Negara-negara seperti Belgia dan Amerika kini mulai menggunakan fag dalam kasus-kasus luar biasa di pusat terapi khusus, dan Jerman juga mulai menunjukkan minat pada terapi fag. Dalam diterbitkan pada 18 Juli 2023 laporan penelitiandari Institut Teknologi Karlsruhe, KITPara pembuat kebijakan didesak untuk melakukan penelitian yang lebih baik dan menggunakan fag, tidak hanya untuk pengobatan manusia, namun juga untuk infeksi bawaan makanan dan perlindungan tanaman.
Apakah fag mendapat tempat dalam pengobatan?

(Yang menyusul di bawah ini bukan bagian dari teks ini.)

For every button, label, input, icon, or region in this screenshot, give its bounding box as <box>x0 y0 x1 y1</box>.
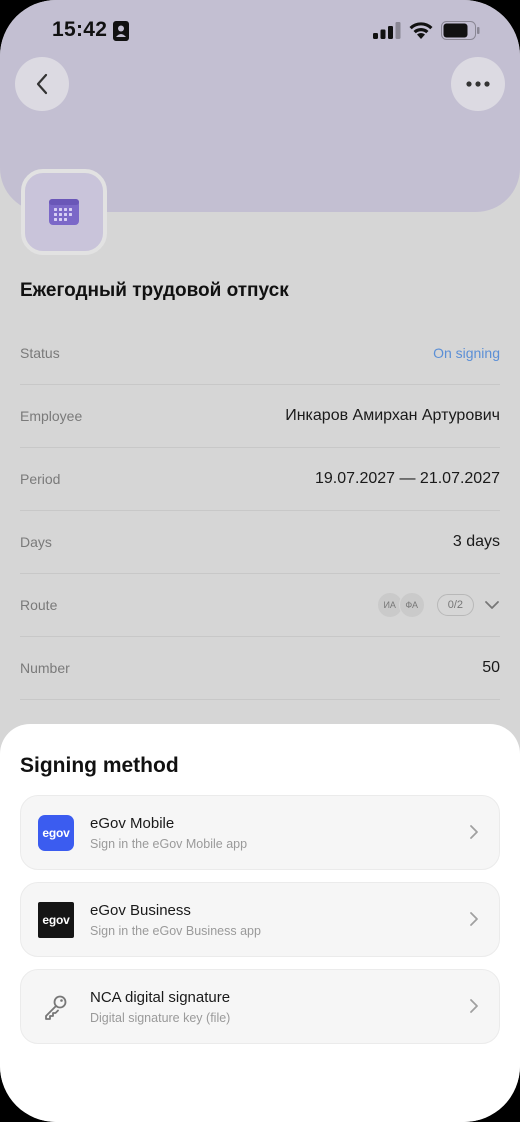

Mungkinkah fag menjadi jawaban terhadap masalah resistensi antibakteri? Mungkin, kata para ahli. Namun, mereka juga menunjukkan bahwa terapi fag memiliki kelemahan. Hal ini perlu diklarifikasi sebelum dapat disetujui untuk digunakan secara luas.
“Masalah utamanya adalah tidak adanya standarisasi terapi. Terapi fag harus disesuaikan secara tepat dengan bakteri penyebab infeksi pada pasien,” kata Gerd Fatkenheuer,Ahli penyakit menular di Rumah Sakit Universitas Cologne. Infeksi dapat disebabkan oleh bakteri dengan karakteristik berbeda-beda. Terapi memerlukan campuran fag berbeda yang diminum secara oral. Campuran fag ini dimaksudkan untuk meningkatkan efisiensi karena kombinasi ini mencapai khasiat yang lebih luas. Idenya adalah semakin banyak fag berbeda yang digunakan, semakin besar kemungkinan fag tersebut berhasil melawan bakteri. Campuran fag harus tersedia dengan sangat cepat dan sebelum infeksi menjadi tidak terkendali.
Namun, bakteri juga dapat mengembangkan resistensi terhadap terapi fag. Namun secara umum, terapi ini memiliki catatan keamanan yang baik. Menurut Pletz, kita menelan miliaran fag dengan makanan kita setiap hari tanpa efek samping apa pun. Ini berarti tubuh kita akan mentoleransi terapi fag dengan sangat baik.
Namun, saat ini bakteriofag tidak mungkin dapat sepenuhnya menggantikan antibiotik. Namun banyak peneliti masih yakin bahwa bakteriofag dapat digunakan dalam kombinasi untuk memerangi strain bakteri yang resisten dengan lebih baik.